Разве могли быть какие-нибудь сомнения в том, что коммунальный отдел обязан был сейчас же разрешить этот обмен, отнюдь не доводя спор до суда! При разбирательстве дела в зале сидело человек сорок народа, и их настроение, их сочувствие было столь же недвусмысленно ясным, как и моё.
Но представитель горсовета настаивал на отказе в обмене. Он изобличал в истцах спекулянтов жилплощадью. Он был равнодушен к тому, что один из "спекулянтов" проработал 37 лет на железной дороге, а второй четверть века учительствует. Представитель горсовета ссылался на пресловутую "неравноценность жилплощади", хотя не мог не понимать, что равноценные площади никому вовсе и не нужно менять... Он опирался на свои крепкие запретные правила, не желая увидеть,что по сути своей они давно уже устарели.

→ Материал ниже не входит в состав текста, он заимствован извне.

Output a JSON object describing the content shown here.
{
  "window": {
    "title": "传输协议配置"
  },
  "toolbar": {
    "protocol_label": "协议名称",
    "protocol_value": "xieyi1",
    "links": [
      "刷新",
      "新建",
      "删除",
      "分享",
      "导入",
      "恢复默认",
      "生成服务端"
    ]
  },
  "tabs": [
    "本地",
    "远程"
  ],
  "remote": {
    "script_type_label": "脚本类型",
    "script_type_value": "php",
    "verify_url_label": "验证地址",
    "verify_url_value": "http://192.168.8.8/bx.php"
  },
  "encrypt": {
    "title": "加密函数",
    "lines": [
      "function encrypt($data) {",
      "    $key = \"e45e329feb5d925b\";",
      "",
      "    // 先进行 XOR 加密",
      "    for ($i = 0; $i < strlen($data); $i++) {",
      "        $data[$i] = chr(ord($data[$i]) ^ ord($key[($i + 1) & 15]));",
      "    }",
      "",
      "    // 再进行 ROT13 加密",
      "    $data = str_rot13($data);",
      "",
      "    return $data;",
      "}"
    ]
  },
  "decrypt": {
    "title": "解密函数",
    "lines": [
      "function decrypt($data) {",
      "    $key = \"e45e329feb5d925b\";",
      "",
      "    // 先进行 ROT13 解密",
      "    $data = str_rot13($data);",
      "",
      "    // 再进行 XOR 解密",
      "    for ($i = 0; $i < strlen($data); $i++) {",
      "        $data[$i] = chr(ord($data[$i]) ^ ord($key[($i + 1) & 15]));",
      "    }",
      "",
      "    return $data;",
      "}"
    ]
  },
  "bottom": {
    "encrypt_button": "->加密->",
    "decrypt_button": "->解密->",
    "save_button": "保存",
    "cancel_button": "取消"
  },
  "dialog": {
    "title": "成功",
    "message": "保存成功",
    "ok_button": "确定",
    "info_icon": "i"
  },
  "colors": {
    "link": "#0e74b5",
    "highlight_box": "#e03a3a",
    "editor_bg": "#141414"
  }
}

В самом деле - кому нужны недовольство и муки учителя? Кому нужно, чтобы старичок оставался в двух комнатах, кстати, не изолированных и не подлежащих изъятию? Кому нужно, чтобы учителю или зятю его государство должно было предоставить со временем жильё в новостройке за счёт других, тоже тесно живущих людей? Ведь всё это ни с чем не сообразно, нелепо...
И вот я ушёл в совещательную. Оба нарзаседателя стояли за безоговорочное удовлетворение иска, а я... я думал о кассационной коллегии, о возможных подозрениях в пристрастии, о столкновении с районными властями, о десятках вещей, связанных с "незаконным" решением. И, решившись в данном случае благоустроить жизнь советских людей, вместо того чтобы ей помешать, я чувствовал себя смельчаком и героем.
И как часто приходятся мне по различным делам геройствовать там, где я выполняю лишь веления совести! Посидите у нас в зале недельку - и вы убедитесь.
* * *
Таких рассказов жизнь даёт в сотни раз больше, чем издательство "Советский писатель". Можно придирчиво их отбирать, и всё-таки будет обилие выбора. В нашей богатой содержанием жизни таится много конфликтов и тем. И если они ещё не отражаются в литературе, то виноваты в этом писатели, пишущие об объектах, а не о людях. У людей жизнь несходна, разнообразна делами и мыслями.
Поднять подлинную тематику жизни, ввести в романы конфликты, занимающие людей в личном быту, - значит многократно увеличить воздействие литературы на жизнь.
Мне кажется, что сегодня ещё не все наши книги участвуют в изменении жизни... Разумеется, книга не машина, действие которой наглядно. Влияние книг постепенно, подспудио, и проследить его нелегко, Но не невозможно. Если бы комиссия критики по продуманной и непредвзятой программе изучила влияние книг на разные возрасты и слои населения, мы извлекли бы немало неожиданных и поучительных выводов. Мы увидели бы, что тиражи иных книг не всегда пропорциональны мере влияния книги на человека, что и в очень известных, очень распространённых романах человеку часто "нехватает чего-то". Докапываясь, доискиваясь, мы установим, что нехватает ему подлинного, не книжного конфликта.
Книжный числится, но не существует или, существуя, не трогает. Книжный где-то умозрительно стелется, подлинный - дома, в колхозе, на службе. А вот введите в роман этот настоящий конфликт, проследите, как преломляются через него психологии, как формирует он или раскрывает характеры, - и житейское окажется жизненным, прозаическое опоэтизируется, книга взволнует, мысль читателя быстро задвижется, у него появится жажда активности.
Обогащение тематики кажется мне самой надобной из надобностей литературы.